The most important insight: the value does not sit only in generating the answer. It sits in owning the verification loop.

Quadrant 1: Saturated + Public = Commodity AI

These are tasks where the output is common, the answer is easy to judge, and many models can already do the job well.

Examples:

  • Translating common languages
  • Summarizing articles, meeting notes, and PDFs
  • Drafting standard SEO blog posts
  • Writing simple sales emails
  • Classifying sentiment
  • Extracting fields from clean documents
  • Creating boilerplate CRUD code
  • Answering basic customer support FAQs
  • Converting data formats
  • Writing simple regex or SQL queries
  • Rephrasing copy for tone

This work still matters, but it will not support much pricing power by itself. When the task is common and the answer is easy to verify, open models and low-cost inference providers push the price toward zero.

The strategic move here is not to build a business around "we summarize documents." The move is to embed the task into a larger workflow where the summary triggers an action, updates a system of record, asks for approval, or feeds a proprietary decision.

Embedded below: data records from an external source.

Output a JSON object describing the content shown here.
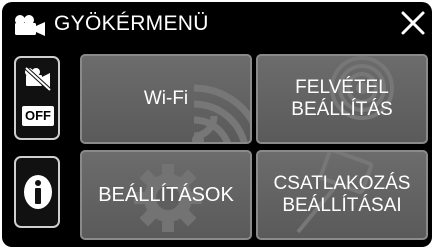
{
  "header": {
    "title": "GYÖKÉRMENÜ",
    "mode_icon": "video-camera-icon",
    "close_icon": "close-icon"
  },
  "sidebar": {
    "record_toggle": {
      "icon": "silent-mode-icon",
      "state_label": "OFF"
    },
    "info_button": {
      "icon": "info-icon"
    }
  },
  "tiles": [
    {
      "label": "Wi-Fi",
      "background_icon": "wifi-icon"
    },
    {
      "label": "FELVÉTEL\nBEÁLLÍTÁS",
      "background_icon": "record-settings-icon"
    },
    {
      "label": "BEÁLLÍTÁSOK",
      "background_icon": "gear-icon"
    },
    {
      "label": "CSATLAKOZÁS\nBEÁLLÍTÁSAI",
      "background_icon": "connection-icon"
    }
  ],
  "colors": {
    "screen_background": "#000000",
    "tile_background": "#636363",
    "tile_border": "#8a8a8a",
    "text": "#ffffff"
  }
}
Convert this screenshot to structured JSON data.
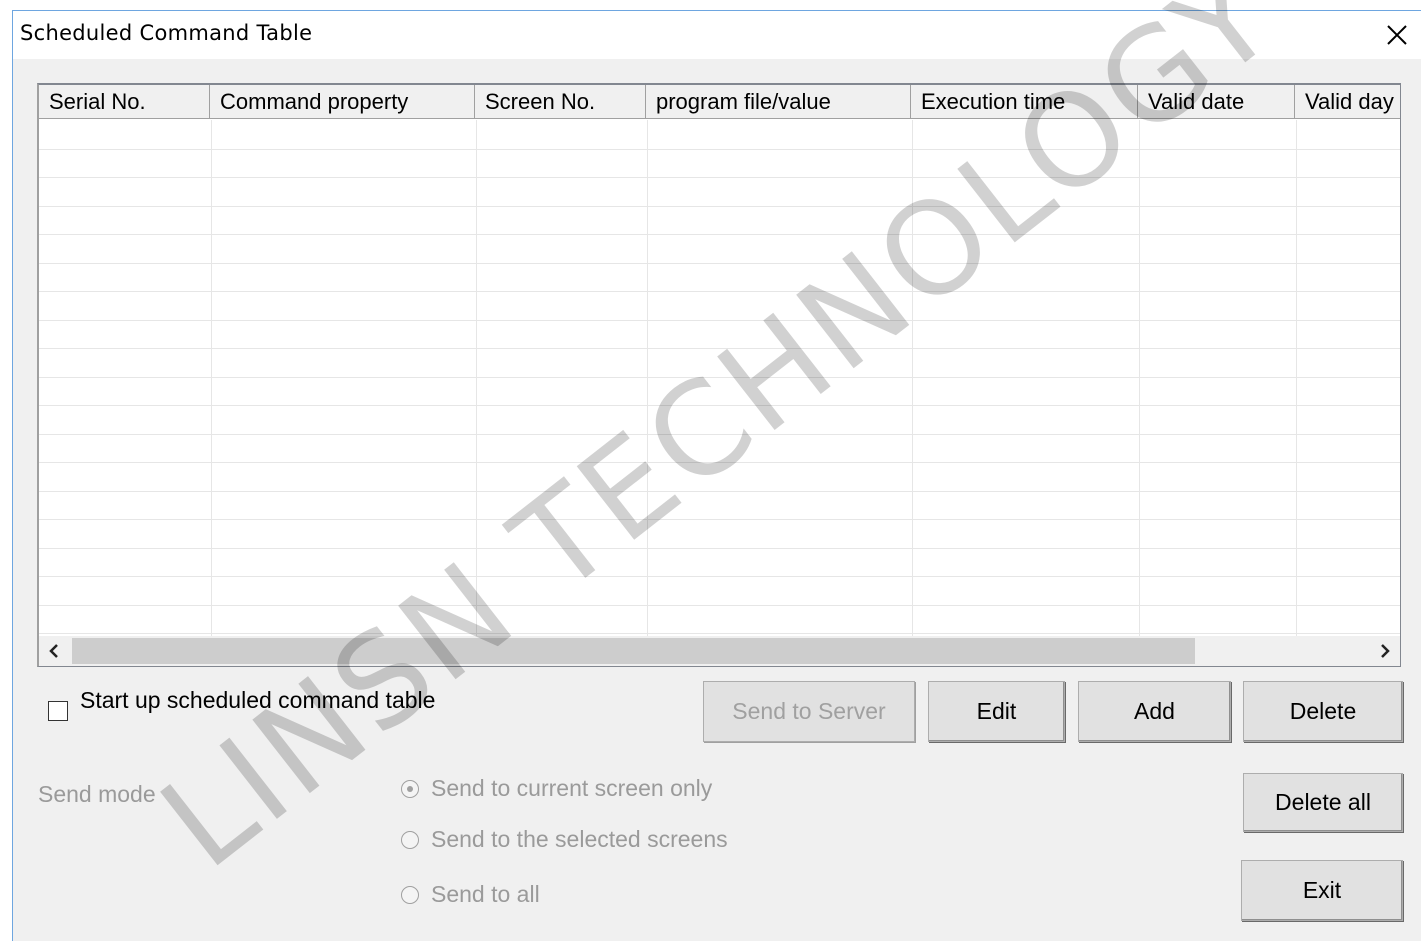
{
  "window": {
    "title": "Scheduled Command Table"
  },
  "table": {
    "columns": [
      "Serial No.",
      "Command property",
      "Screen No.",
      "program file/value",
      "Execution time",
      "Valid date",
      "Valid day"
    ],
    "rows": []
  },
  "options": {
    "startup_label": "Start up scheduled command table",
    "startup_checked": false
  },
  "buttons": {
    "send_to_server": "Send to Server",
    "edit": "Edit",
    "add": "Add",
    "delete": "Delete",
    "delete_all": "Delete all",
    "exit": "Exit"
  },
  "send_mode": {
    "label": "Send mode",
    "options": [
      "Send to current screen only",
      "Send to the selected screens",
      "Send to all"
    ],
    "selected": "Send to current screen only"
  },
  "watermark": "LINSN TECHNOLOGY",
  "icons": {
    "close": "close-icon",
    "scroll_left": "chevron-left-icon",
    "scroll_right": "chevron-right-icon"
  }
}
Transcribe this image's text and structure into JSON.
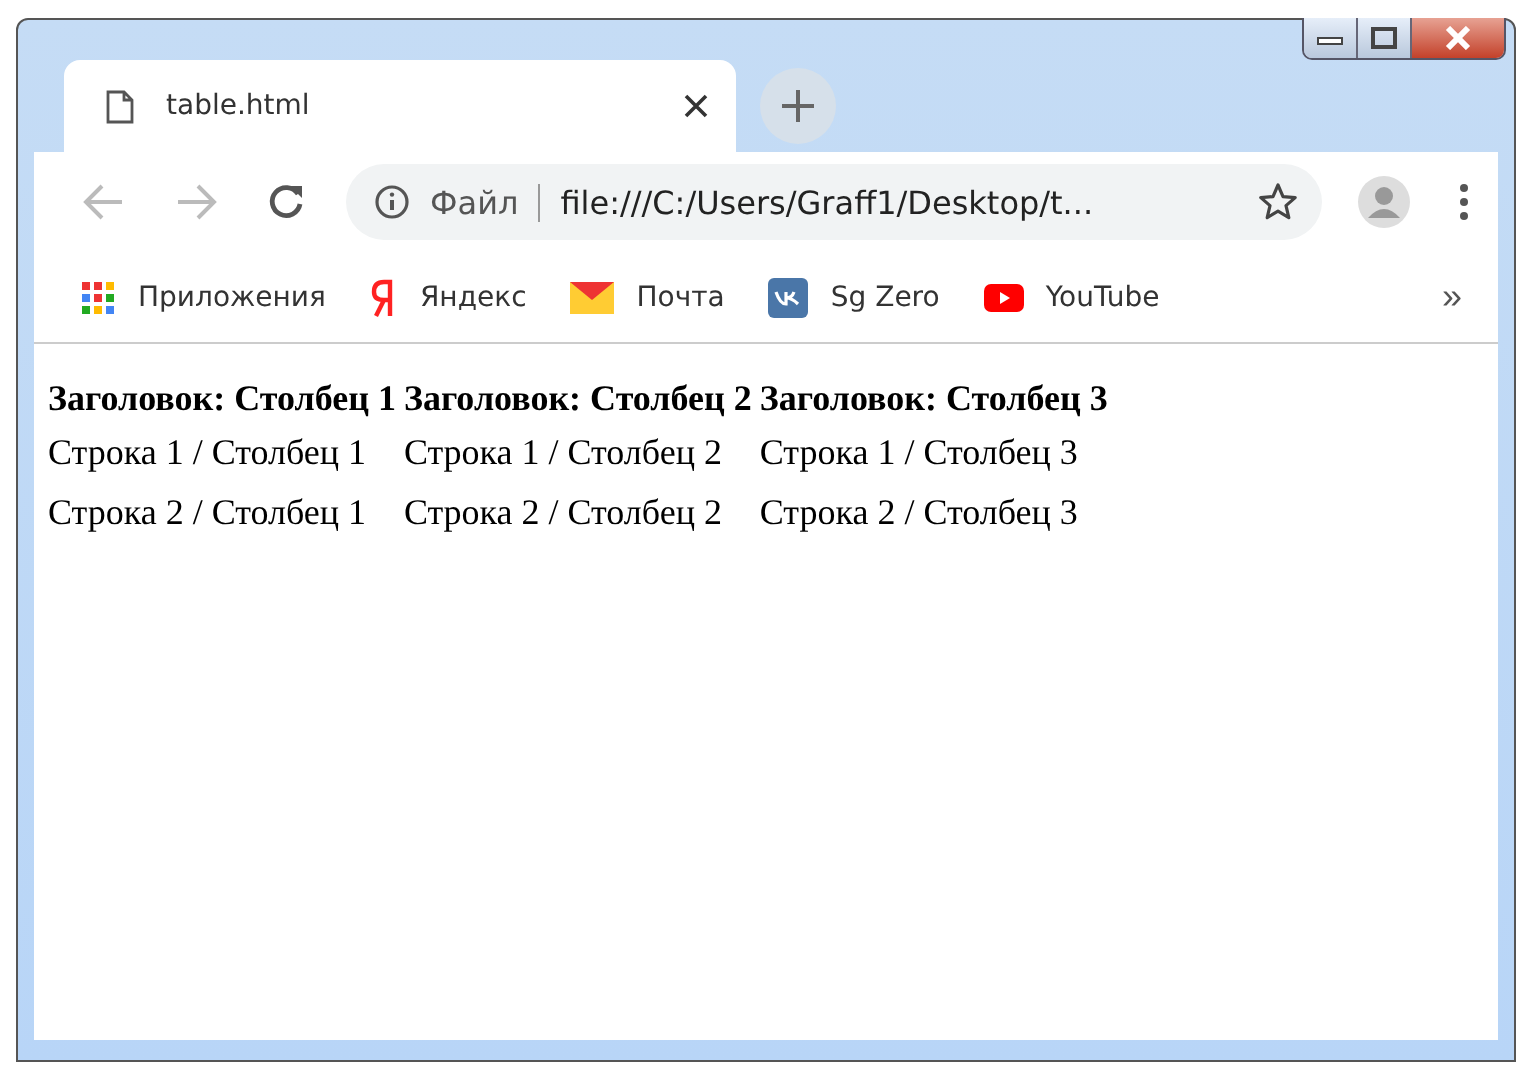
{
  "tab": {
    "title": "table.html",
    "selected": true
  },
  "address_bar": {
    "scheme_label": "Файл",
    "url": "file:///C:/Users/Graff1/Desktop/t..."
  },
  "bookmarks": [
    {
      "label": "Приложения"
    },
    {
      "label": "Яндекс"
    },
    {
      "label": "Почта"
    },
    {
      "label": "Sg Zero"
    },
    {
      "label": "YouTube"
    }
  ],
  "bookmarks_overflow": "»",
  "table": {
    "columns": [
      "Заголовок: Столбец 1",
      "Заголовок: Столбец 2",
      "Заголовок: Столбец 3"
    ],
    "rows": [
      [
        "Строка 1 / Столбец 1",
        "Строка 1 / Столбец 2",
        "Строка 1 / Столбец 3"
      ],
      [
        "Строка 2 / Столбец 1",
        "Строка 2 / Столбец 2",
        "Строка 2 / Столбец 3"
      ]
    ]
  }
}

Quadrant 2: Frontier + Public = Frontier Labs Win

These are hard problems with public answers or scalable test harnesses. The task may be difficult, but the feedback loop is strong.

Examples:

  • Competitive programming
  • Software engineering benchmarks like SWE-bench
  • Browser and desktop agent tasks with execution-based checks
  • Math problems with exact answers
  • Physics simulations with measurable outputs
  • Cybersecurity capture-the-flag tasks
  • Formal proof tasks
  • Spreadsheet tasks with cell-level tests
  • Scientific benchmarks with public scoring rules
  • Code migration tasks where tests and linters define success

This is why coding agents have improved so quickly. A compiler, test suite, linter, type checker, browser state, or benchmark score gives the model an objective signal. The model can try, fail, inspect the failure, edit, and try again.

Anthropic's internal research on AI use at Anthropic shows this pattern clearly. Engineers reported using Claude most for debugging and code understanding, and they tended to delegate work that was easy to validate, low-stakes, self-contained, or repetitive. They were more cautious with high-level design, strategy, and taste-heavy decisions. Anthropic also found that Claude Code was handling longer chains of tool calls over time, moving from roughly 10 consecutive actions before human input to around 20 in their observed period.

This quadrant is where frontier labs have a structural advantage. Public verification lets them train, evaluate, and improve models at scale. If a benchmark is public, repeatable, and economically important, the largest labs can pour compute, data, scaffolding, and reinforcement learning into it.

That does not mean every public benchmark maps cleanly to real work. METR's 2025 randomized study of experienced open-source developers found that AI tools slowed participants by 19% on the studied tasks, even though developers expected a speedup. METR also warned that benchmarks can overestimate real-world usefulness because benchmark tasks are often well-scoped and algorithmically scorable. The lesson is not "AI cannot code." The lesson is narrower and more useful: AI performs best when the verification loop is clear, and performance gets harder to transfer when the real work contains tacit context, high quality bars, and implicit requirements.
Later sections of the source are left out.